今年7月に読みました。
『戦争は女の顔をしていない』の姉妹編のような物語です。
あちらは実録、こちらはフィクションですが。
戦争が終わらない。そしてその影響が暮らしにも。
 
2022年8月1日

492ページの大部だが、あっという間に読めた。
出版は2021年11月、2022年3月に17版が出ているベストセラー。

独ソ戦(第2次世界大戦)中、ソ連軍に出現した女性だけの狙撃小隊の1員セフィマが主人公。
ドイツ兵に母を殺され故郷の村をソ連の部隊に焼かれた彼女は、「戦うか?死ぬか?」と隊長に問われ、狙撃兵の学校に連れていかれる。そこにはウクライナ出身者や貴族出身者、カザフの猟師などさまざまな背景の隊員がいた。
訓練を終えた彼女らは、スターリングラード攻防戦、要塞都市ケーニヒスブルクの戦いに
加わる。最後に、セフィマは母を撃ったドイツ兵に肉迫。…仇をとりたい。
その後の展開は、予想を超えた。「女性を守るために戦いに身をを投じた」とする
自分の本分を彼女は全うする。戦後、隊長(女性)と暮らす主人公の元に1通の手紙が届く。
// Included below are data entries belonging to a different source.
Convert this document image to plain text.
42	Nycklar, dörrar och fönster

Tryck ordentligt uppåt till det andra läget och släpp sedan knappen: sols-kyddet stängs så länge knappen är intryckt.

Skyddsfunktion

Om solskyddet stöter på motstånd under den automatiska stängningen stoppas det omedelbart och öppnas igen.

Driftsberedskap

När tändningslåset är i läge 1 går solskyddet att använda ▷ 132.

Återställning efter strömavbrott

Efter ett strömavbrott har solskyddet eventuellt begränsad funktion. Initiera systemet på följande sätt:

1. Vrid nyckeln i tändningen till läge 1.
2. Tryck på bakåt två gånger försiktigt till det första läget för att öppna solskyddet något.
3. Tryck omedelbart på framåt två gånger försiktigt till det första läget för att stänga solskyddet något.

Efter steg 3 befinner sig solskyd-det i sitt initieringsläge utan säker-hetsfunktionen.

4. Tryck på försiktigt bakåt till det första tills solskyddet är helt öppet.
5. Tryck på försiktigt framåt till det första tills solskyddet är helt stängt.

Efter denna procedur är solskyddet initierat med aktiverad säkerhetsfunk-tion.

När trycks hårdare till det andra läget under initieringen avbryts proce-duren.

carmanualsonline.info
これも「ああ、そこにつながるのか」と納得のラストだ。

ロシアのウクライナ侵攻からしばらくは、戦争報道が連日流れ、まるで戦争を体験して
いるかのような錯覚に陥っていた。今は、ほとんど触れられず、ようやく
戦闘地域の当事者のような錯覚から覚めた。そんな今だから、読めた。
独ソ戦ではあるが、ヒトラーのやったこと、物語中で行われること、それが
そのままプーチンにつながる。ウクライナがソ連に何をされたか、作品中にも書いてある。戦争の歴史は、なぜ同じことを繰り返すのか?

エンタメであり、ミステリであり、歴史の一端を伝える書である。